NDP’s Cleary bemoans loss of library materials; department says much of collection digitized
Work to consolidate Department of Fisheries and Oceans (DFO) libraries from 11 to four across Canada is underway in Newfoundland and Labrador.
Some of the materials stored in a building on Mews Place in St. John’s are being packed away to be shipped to the Bedford Institute of Oceanography in Nova Scotia. But there are concerns some of those materials will be lost forever.
“The Newfoundland and Labrador fisheries are unlike any other fisheries on the East Coast of Canada, or in (all of) Canada,” said St. John’s South-Mount Pearl NDP MP Ryan Cleary.
“We have all sorts of information about the unique Newfoundland and Labrador fisheries that are no longer going to be housed in DFO Newfoundland, and I see that as yet another affront in a long list of affronts to Newfoundlanders and Labradorians in terms of our fishery and how it has been managed by the Government of Canada.”
The library at the Northwest Atlantic Fisheries Centre closed several years ago. It served DFO staff along with students and staff from Memorial University and provincial government employees. Materials from the site were subsequently placed in storage.
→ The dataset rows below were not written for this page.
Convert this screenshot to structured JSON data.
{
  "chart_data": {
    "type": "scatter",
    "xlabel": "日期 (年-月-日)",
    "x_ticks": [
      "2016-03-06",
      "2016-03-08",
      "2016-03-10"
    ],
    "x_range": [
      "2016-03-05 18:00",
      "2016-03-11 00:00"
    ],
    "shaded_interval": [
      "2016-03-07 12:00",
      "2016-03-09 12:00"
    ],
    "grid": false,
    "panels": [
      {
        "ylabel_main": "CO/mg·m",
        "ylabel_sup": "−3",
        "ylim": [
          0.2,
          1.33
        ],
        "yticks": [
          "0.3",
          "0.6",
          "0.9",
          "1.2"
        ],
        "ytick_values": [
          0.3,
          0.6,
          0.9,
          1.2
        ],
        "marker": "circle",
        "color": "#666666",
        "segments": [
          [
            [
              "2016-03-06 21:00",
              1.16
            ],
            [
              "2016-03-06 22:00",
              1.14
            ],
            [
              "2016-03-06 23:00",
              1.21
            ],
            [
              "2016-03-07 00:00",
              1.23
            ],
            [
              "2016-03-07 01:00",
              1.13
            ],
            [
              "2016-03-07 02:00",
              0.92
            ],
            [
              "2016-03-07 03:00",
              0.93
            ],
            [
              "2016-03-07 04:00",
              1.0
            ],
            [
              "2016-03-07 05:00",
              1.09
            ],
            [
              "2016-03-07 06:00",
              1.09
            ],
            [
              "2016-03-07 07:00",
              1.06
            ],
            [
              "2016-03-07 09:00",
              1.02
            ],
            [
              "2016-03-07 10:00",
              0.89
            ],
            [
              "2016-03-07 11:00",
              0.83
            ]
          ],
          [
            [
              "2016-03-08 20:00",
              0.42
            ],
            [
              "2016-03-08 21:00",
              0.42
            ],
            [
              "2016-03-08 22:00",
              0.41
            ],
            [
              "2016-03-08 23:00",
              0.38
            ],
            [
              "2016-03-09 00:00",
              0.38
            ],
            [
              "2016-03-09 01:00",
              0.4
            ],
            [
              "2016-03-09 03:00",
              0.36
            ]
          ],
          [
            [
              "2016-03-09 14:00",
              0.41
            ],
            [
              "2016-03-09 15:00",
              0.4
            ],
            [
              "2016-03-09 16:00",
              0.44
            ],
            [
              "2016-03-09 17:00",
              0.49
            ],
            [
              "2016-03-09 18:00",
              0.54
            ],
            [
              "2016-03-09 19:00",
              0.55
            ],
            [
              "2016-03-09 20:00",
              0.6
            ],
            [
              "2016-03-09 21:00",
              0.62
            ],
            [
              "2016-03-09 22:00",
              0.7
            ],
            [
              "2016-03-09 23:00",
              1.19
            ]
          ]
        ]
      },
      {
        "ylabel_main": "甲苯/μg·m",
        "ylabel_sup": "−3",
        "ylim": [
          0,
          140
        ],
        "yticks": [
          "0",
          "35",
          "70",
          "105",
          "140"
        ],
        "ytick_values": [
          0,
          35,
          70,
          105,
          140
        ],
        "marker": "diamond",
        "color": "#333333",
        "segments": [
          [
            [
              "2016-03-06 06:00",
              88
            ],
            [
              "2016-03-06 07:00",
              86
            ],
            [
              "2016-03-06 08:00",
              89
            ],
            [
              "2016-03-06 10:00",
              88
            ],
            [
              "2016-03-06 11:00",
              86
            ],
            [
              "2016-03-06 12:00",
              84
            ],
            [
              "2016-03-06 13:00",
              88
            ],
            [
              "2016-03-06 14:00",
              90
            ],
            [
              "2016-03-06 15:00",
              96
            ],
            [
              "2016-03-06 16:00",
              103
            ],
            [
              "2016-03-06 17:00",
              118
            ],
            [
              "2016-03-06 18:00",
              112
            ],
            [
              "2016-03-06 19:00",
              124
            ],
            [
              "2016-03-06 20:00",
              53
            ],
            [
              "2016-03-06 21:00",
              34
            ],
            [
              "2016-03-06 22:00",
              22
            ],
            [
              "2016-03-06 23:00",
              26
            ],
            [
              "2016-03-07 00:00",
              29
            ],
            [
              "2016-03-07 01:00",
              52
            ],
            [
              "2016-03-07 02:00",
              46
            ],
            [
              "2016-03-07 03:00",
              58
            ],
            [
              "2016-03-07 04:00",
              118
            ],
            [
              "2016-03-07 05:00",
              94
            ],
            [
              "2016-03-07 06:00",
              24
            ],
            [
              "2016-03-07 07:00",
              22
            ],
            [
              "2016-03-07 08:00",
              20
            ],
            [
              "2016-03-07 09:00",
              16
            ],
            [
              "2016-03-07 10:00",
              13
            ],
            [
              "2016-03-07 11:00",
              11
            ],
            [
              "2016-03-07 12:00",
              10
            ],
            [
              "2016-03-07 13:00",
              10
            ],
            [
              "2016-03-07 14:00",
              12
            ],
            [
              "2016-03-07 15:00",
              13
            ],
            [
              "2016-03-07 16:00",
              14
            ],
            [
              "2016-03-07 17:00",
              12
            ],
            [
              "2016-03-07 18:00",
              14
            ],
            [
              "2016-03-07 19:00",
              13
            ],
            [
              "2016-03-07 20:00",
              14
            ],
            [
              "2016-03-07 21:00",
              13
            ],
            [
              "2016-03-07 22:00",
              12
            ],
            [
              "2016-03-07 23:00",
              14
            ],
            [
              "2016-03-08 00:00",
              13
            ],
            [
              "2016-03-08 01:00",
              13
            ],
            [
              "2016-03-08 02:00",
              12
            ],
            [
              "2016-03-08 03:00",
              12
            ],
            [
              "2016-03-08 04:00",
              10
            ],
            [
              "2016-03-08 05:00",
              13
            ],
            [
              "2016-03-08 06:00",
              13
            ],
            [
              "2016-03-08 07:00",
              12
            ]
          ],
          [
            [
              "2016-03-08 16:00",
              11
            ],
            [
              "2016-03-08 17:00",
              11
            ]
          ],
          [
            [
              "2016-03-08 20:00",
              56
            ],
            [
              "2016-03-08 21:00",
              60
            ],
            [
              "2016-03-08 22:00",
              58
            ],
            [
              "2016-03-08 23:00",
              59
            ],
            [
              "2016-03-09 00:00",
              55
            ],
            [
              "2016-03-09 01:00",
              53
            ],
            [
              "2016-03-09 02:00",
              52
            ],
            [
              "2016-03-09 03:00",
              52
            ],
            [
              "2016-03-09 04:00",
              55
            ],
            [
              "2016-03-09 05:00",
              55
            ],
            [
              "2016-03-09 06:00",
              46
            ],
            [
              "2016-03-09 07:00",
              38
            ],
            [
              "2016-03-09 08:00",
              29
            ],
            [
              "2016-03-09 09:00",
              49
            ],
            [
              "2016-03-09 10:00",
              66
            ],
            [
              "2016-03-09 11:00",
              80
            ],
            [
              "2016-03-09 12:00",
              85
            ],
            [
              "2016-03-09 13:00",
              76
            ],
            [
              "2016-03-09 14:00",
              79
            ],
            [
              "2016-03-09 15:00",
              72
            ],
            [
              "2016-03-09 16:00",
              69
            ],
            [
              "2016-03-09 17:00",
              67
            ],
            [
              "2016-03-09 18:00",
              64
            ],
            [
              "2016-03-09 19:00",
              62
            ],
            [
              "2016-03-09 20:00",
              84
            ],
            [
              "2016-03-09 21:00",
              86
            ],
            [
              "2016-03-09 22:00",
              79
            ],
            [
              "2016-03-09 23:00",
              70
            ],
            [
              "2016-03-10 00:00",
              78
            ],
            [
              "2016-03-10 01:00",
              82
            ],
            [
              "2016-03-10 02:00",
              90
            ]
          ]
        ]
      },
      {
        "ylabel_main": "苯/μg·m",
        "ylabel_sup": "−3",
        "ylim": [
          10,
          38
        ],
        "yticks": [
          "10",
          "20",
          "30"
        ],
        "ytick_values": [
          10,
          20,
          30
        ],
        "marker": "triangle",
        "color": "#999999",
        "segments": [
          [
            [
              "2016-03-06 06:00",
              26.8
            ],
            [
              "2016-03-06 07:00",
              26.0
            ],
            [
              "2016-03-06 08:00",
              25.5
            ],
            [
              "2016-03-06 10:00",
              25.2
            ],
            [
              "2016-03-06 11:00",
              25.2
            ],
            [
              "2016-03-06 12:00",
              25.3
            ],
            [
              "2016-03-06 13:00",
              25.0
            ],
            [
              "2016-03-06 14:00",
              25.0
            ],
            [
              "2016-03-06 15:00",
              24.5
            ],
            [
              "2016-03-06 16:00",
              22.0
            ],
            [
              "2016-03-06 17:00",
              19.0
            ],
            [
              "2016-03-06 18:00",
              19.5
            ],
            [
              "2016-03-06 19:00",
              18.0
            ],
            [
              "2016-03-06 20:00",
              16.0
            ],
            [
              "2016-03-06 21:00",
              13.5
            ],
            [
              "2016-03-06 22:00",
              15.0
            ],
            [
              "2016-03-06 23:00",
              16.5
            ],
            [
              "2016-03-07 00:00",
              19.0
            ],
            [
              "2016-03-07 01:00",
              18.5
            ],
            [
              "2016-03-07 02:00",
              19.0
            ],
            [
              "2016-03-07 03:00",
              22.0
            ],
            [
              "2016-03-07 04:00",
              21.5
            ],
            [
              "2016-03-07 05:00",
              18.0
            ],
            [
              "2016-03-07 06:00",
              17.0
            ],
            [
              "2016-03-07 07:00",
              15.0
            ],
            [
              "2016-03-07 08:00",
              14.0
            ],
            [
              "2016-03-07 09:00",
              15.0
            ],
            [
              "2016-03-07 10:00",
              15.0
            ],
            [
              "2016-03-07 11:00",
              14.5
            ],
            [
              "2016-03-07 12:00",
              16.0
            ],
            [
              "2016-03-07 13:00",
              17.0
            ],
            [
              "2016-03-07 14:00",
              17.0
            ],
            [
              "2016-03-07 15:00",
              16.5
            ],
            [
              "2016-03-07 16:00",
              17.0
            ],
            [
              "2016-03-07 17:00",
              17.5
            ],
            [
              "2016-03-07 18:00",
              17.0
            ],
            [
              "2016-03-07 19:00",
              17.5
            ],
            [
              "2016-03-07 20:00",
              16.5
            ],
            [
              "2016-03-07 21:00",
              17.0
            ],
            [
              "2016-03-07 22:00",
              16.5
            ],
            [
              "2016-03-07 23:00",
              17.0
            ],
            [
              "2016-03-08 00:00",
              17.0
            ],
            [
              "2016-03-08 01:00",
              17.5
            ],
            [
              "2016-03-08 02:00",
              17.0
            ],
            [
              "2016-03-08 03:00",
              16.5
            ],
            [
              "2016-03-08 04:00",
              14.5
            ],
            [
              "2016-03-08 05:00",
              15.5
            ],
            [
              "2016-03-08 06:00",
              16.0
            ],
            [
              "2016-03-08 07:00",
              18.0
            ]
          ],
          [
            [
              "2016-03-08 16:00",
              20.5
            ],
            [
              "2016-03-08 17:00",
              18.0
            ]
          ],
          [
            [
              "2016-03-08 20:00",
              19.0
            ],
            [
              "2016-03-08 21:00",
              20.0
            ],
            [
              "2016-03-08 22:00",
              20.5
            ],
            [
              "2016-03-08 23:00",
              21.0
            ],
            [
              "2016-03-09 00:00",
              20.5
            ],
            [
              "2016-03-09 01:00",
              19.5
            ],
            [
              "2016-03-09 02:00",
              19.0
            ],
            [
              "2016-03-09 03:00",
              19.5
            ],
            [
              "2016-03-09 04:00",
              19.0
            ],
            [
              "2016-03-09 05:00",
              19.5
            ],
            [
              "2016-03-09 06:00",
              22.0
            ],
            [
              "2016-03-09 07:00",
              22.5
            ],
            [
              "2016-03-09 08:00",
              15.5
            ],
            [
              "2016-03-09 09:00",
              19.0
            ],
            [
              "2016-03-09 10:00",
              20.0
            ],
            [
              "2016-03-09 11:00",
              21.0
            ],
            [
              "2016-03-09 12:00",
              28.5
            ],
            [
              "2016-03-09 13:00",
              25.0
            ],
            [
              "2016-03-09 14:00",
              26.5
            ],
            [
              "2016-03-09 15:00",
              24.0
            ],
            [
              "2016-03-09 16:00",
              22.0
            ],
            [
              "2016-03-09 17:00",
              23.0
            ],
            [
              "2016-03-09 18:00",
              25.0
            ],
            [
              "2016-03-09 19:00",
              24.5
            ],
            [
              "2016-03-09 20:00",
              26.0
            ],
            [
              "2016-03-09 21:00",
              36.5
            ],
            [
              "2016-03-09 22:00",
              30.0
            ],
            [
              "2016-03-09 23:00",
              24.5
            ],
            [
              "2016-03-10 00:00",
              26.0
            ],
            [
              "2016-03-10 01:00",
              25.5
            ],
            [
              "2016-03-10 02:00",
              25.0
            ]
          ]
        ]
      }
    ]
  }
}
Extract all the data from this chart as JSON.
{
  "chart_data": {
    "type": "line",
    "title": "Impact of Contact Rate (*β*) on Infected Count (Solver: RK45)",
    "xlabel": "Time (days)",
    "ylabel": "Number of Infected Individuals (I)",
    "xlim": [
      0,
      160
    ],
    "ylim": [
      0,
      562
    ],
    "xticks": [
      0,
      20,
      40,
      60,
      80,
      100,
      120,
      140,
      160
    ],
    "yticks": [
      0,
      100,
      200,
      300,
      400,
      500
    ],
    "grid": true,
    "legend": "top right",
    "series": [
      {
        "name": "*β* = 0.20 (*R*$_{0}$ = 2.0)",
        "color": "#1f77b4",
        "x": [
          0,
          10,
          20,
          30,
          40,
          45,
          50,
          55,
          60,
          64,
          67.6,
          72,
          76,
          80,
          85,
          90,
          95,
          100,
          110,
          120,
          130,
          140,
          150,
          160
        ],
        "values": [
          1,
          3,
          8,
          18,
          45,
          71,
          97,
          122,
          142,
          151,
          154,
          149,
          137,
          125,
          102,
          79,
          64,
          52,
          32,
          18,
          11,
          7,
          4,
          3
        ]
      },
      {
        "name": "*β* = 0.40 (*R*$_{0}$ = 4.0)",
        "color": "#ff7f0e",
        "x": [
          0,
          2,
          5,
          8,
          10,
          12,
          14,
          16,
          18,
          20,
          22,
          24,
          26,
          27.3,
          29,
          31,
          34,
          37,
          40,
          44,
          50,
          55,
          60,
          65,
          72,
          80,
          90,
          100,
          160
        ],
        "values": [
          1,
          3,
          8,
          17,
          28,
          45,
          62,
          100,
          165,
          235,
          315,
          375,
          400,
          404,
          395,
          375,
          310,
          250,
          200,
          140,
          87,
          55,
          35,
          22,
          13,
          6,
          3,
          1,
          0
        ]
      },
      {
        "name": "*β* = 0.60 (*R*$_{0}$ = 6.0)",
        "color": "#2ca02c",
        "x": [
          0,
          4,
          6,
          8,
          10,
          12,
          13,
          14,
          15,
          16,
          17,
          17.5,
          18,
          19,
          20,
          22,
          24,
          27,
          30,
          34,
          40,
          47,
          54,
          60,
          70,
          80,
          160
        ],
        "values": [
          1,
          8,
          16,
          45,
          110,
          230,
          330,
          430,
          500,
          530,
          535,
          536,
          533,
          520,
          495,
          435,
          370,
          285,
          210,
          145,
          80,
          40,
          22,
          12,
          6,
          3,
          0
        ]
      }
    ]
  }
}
Federal government plans to consolidate DFO libraries were announced in the 2012 budget.
A DFO spokesman told The Telegram in an email that all currently available resources will remain available to DFO employees and the public. He said much of DFO’s collection has been digitized, adding more digitization work has been done since plans were announced to consolidate the libraries.
Documents from St. John’s that are not going to Bedford have been offered to departmental staff, and the spokesman said universities and other local groups have been contacted to gauge interest in acquiring non-DFO related materials.
The remainder of those materials will be recycled or “disposed of in an environmentally appropriate manner.”
A former DFO official who contacted The Telegram raised concerns about the potential loss of data relevant to the fishery’s history in Newfoundland and Labrador, including annual reports from the first half of the 20th century and historic monographs documenting early marine exploratory expeditions in the 1800s and early 20th century.
Cleary calls the move to take materials out of the province a further step in efforts to reduce DFO’s effectiveness.
“If you look at the big picture of all of this — DFO library, constant cuts over the years — this follows the trend of what’s been happening.”